Wondering if there's a speedy way to return specific pixel ranges of a given channel of an ome-tiff file using pyvips / libvips. The crop doesn't allow for channel specfics.

My OME-Tiff is large (10 GB+) so I don't want to load the entire image into memory.

Open to any suggestions and/or other workflows.


Solution

  • pyvips supports multipage documents as "toilet-roll" images (sorry). You set n=-1 to load all the pages, and they appear as a very tall, thin image, with the pages stacked vertically. The metadata item page-height gives the height in pixels of each sheet.

    Docs here:

    https://libvips.github.io/libvips/API/current/VipsForeignSave.html#vips-tiffload

    For example:

    $ vipsheader -a multi-channel-z-series.ome.tif 
    multi-channel-z-series.ome.tif: 439x167 char, 1 band, b-w, tiffload
    width: 439
    height: 167
    bands: 1
    format: char
    coding: none
    interpretation: b-w
    xoffset: 0
    yoffset: 0
    xres: 0
    yres: 0
    filename: multi-channel-z-series.ome.tif
    vips-loader: tiffload
    n-pages: 15
    image-description: <?xml version="1.0" encoding="UTF-8"?><!-- Warning: this comment is an OME-XML metadata block, which contains crucial dimensional parameters and other important metadata. Please edit cautiously (if at all), and back up the original data before doing so...
    resolution-unit: cm
    orientation: 1
    

    You can see this is a 15 page OME image. pyvips will load page 0 by default, and each page is 439 by 167 pixels. You can fetch the XML in image-description to see the full OME channel metadata.

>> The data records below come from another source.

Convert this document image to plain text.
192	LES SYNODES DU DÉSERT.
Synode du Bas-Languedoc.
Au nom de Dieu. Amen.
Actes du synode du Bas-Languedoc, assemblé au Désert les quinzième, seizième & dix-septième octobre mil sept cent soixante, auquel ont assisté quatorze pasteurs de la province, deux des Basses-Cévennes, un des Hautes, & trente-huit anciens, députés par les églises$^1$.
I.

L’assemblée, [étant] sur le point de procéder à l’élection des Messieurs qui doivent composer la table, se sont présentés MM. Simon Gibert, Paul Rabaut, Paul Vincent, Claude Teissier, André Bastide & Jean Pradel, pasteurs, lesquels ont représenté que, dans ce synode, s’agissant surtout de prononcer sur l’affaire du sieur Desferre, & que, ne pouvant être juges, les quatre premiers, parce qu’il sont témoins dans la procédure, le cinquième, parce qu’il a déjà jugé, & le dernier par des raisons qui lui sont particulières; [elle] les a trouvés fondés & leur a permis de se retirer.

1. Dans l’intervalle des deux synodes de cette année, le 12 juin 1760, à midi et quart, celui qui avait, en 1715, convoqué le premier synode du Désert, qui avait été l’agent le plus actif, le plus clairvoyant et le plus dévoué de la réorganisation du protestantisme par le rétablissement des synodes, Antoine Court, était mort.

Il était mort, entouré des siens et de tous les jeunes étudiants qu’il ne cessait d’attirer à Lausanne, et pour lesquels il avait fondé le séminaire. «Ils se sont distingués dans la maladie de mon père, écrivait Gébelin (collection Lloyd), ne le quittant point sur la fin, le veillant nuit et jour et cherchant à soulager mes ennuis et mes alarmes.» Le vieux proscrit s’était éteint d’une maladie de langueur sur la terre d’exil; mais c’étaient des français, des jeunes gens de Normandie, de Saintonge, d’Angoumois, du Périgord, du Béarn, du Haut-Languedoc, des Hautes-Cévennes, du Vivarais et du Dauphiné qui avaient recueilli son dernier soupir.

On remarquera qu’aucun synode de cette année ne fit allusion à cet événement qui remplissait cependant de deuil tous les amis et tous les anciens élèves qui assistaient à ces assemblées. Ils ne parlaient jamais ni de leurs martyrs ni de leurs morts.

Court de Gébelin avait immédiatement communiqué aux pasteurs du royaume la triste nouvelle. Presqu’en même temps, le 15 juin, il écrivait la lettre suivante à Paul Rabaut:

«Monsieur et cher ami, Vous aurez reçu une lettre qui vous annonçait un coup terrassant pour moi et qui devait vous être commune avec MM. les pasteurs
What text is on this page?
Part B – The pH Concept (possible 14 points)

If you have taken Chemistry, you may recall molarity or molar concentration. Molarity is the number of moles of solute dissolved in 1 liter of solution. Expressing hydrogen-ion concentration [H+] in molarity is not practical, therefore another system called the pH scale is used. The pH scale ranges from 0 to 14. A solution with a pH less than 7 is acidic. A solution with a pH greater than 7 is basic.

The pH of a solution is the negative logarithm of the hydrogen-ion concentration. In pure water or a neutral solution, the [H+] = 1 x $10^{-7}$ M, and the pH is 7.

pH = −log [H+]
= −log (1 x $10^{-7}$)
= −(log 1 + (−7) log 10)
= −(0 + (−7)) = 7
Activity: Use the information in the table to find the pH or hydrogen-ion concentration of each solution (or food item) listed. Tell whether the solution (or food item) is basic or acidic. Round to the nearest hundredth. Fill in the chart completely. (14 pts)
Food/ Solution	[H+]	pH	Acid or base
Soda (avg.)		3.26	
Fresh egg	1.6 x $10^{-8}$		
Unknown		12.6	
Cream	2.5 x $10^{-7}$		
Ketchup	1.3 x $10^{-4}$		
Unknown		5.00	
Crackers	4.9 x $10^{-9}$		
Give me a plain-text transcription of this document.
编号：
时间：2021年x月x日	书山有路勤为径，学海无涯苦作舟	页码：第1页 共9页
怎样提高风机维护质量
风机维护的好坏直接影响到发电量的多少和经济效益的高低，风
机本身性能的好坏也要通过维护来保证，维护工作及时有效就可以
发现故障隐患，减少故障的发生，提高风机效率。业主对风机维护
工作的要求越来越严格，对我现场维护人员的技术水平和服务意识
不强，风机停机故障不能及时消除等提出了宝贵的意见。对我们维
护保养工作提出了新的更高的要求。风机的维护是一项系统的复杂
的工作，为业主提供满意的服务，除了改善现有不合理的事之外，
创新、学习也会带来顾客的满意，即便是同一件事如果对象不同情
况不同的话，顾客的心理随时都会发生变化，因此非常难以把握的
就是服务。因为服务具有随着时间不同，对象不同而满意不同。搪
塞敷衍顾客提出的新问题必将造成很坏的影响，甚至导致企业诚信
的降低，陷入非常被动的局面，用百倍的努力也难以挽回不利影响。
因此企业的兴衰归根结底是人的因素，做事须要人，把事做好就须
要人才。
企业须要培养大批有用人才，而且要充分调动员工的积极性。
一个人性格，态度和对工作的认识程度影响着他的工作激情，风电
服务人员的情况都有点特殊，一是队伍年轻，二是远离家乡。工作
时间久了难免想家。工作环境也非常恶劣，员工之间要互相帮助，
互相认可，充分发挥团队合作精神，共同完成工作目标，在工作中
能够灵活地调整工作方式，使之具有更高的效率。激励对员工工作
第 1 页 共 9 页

    $ vipsheader -f image-description multi-channel-z-series.ome.tif
    <?xml version="1.0" encoding="UTF-8"?>
    <!--- ... etc.
    

    In Python you can do:

    $ python3
    Python 3.8.5 (default, Jul 28 2020, 12:59:40) 
    [GCC 9.3.0] on linux
    Type "help", "copyright", "credits" or "license" for more information.
    >>> import pyvips
    >>> x = pyvips.Image.new_from_file("multi-channel-z-series.ome.tif", n=-1)
    >>> x.size
    >>> x.width
    439
    >>> x.height
    2505
    >>> x.get("page-height")
    167
    >>> x.height / x.get("page-height")
    15.0
    

    So you can use crop to fetch a rect from a channel in the obvious way.

    Are you planning to generate patches for ML training? If you are, fetch can be much faster than crop for small patches. This issue has sample code and some benchmarks --- in that example, crop takes 41s to make 12,000 32x32 patches, but fetch takes just 0.5s.